Stratigraphic chart showing fusulinid ranges.

During most of the 20th century, the Carboniferous (Pennsylvanian)-Permian boundary in the North American midcontinent was placed at a regional unconformity between the Wabaunsee and Admire Groups (Moore, 1940; fig. 2). As a result, fusulinids (e.g., Thompson, 1954) and other fossil assemblages from the Admire Group and overlying lower part of the Council Grove Group, and correlative units throughout North America, were dated as earliest Permian (early Wolfcampian). Ross (1963, fig. 11), in a study of the fusulinids of the Wolfcampian stratotype in the Glass Mountains of west Texas, recognized that the North American boundary horizon did not correlate well biostratigraphically with the Eurasian Carboniferous-Permian boundary. Ross (1963, fig. 11) suggested that in North America the Carboniferous (Pennsylvanian)-Permian boundary could be placed slightly higher in the section at the base of the zone of inflated schwagerinids (Pseudoschwagerina, Paraschwagerina), which is at the base of the Neal Ranch Formation in the Wolfcampian stratotype. Ross and Ross (1987a,b) proposed two new Wolfcampian substages in the stratotype, the Nealian and Lenoxian, based on the Neal Ranch and overlying Lenox Hills Formations, both of which are unconformity-bound units.

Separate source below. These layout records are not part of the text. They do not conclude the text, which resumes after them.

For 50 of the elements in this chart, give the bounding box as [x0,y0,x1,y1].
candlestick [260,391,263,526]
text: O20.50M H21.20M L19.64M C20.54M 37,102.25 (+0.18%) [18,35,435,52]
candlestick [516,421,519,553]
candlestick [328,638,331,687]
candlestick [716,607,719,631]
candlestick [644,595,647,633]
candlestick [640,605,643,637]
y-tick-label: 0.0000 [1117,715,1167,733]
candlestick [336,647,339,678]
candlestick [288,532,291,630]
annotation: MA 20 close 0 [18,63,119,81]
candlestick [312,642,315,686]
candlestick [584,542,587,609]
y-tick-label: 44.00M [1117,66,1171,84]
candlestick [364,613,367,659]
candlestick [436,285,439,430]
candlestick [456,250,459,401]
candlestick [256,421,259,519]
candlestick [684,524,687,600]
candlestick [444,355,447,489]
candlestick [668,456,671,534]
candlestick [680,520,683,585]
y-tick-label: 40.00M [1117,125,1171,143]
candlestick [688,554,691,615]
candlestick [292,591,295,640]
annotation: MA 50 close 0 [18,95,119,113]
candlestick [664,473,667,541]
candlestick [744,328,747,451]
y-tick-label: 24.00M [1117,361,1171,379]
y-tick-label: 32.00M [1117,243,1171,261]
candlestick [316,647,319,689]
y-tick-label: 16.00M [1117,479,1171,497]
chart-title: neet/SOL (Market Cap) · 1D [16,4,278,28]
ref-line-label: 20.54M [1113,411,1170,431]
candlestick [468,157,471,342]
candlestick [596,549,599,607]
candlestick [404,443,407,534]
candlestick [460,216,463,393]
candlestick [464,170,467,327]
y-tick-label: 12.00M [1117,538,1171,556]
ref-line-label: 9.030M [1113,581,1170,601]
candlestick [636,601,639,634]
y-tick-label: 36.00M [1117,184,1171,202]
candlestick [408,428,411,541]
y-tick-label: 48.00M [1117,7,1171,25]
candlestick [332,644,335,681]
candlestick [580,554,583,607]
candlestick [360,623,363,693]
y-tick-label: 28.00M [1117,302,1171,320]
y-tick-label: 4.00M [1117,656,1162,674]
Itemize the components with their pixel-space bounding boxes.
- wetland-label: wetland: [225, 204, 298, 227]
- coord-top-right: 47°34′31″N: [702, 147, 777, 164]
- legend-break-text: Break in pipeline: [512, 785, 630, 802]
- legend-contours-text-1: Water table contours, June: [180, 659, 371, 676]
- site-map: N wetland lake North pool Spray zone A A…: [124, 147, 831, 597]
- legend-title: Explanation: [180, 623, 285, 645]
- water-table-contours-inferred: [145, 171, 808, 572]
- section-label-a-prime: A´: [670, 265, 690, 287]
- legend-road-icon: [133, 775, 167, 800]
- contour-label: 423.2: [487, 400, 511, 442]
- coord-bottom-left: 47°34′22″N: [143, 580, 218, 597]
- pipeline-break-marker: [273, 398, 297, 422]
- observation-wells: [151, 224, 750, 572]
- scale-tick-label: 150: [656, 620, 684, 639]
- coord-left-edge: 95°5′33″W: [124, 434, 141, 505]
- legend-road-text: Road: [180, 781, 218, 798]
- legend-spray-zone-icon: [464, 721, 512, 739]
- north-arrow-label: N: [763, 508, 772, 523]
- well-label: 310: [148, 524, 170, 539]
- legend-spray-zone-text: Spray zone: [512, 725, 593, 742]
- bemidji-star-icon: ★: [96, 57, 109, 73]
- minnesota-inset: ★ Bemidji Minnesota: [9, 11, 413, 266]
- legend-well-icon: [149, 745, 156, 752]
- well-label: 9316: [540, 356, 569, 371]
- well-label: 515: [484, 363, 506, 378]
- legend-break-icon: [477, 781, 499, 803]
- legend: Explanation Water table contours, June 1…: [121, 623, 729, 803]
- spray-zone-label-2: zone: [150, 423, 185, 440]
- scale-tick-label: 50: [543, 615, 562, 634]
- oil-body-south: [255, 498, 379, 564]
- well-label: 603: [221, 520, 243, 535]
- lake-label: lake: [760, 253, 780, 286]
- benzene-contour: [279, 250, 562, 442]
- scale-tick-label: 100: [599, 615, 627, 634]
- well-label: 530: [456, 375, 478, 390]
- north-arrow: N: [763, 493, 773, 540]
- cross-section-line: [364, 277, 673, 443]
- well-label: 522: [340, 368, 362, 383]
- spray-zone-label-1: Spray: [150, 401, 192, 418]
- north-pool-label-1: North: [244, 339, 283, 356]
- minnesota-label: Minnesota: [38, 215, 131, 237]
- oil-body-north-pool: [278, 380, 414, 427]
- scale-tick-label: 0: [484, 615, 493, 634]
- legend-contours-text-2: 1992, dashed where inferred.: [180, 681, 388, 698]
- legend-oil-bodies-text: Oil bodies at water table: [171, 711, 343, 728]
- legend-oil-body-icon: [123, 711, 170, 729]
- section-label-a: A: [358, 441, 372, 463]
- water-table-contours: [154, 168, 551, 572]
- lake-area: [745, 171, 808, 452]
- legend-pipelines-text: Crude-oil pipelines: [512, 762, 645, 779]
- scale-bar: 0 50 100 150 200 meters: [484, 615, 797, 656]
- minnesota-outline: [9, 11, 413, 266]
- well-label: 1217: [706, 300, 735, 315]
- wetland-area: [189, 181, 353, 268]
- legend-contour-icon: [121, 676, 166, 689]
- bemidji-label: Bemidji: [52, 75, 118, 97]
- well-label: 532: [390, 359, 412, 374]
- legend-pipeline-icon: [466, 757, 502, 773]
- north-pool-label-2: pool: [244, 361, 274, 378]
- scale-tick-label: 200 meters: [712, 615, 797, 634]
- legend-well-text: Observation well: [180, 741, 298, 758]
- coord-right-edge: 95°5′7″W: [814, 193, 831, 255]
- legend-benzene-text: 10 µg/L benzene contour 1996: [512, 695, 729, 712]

Davydov et al. (1991, 1992) proposed to the International Stratigraphic Subcommission that the base of the Permian System in type-Eurasian region be designated at the base of the Asselian Stage in the southern Ural Mountains of Kazakhstan based on the appearance of the conodont Streptognathodus isolatus and on the slightly higher appearance of the first inflated schwagerinid fusulinids (Sphaeroschwagerina). Citing that proposal, Baars et al. (1994) proposed that the Carboniferous (Pennsylvanian)-Permian boundary in the North American midcontinent be elevated from the traditional Wabaunsee-Admire Group boundary to the Neva Limestone Member of the Grenola Limestone (middle part of the Council Grove Group) in Kansas, where the first North American inflated schwagerinid Paraschwagerina kansasensis (Beede and Kniker) appears. Then, Ritter (1995) and Chernykh and Ritter (1997) correlated the conodont faunas from the proposed Uralian boundary stratotype with those of midcontinent North America to a slightly lower horizon at the contact of the Glenrock Limestone and Bennett Shale Members of the Red Eagle Limestone (lower part of the Council Grove Group; fig. 2). A few years later, the International Stratigraphic Subcommission approved the definition of the base of the Asselian Stage at the first occurrence of Streptognathodus isolatus and the proposal of a new Global Carboniferous (Pennsylvanian)-Permian Boundary Stratotype Section (GSSP) in the southern Ural Mountains of Kazakhstan (Davydov et al., 1998). Boardman et al. (1998) recognized that horizon in Kansas at the Glenrock Limestone-Bennett Shale Members contact. Sawin et al. (2006) proposed the Red Eagle Limestone section at the Tuttle Creek Lake Spillway in Kansas (Locality 1 herein) as the North American boundary reference section. Wahlman (1998), Wahlman and King (2002), Wahlman and Kues (2004), and Wahlman (in prep.) have most recently discussed the fusulinid biostratigraphy of the new Carboniferous (Pennsylvanian)-Permian boundary interval in the midcontinent and southwestern United States, noting that further analyses of fusulinid faunas between the new boundary and the Neva Limestone Member of the Grenola Limestone in the midcontinent are needed.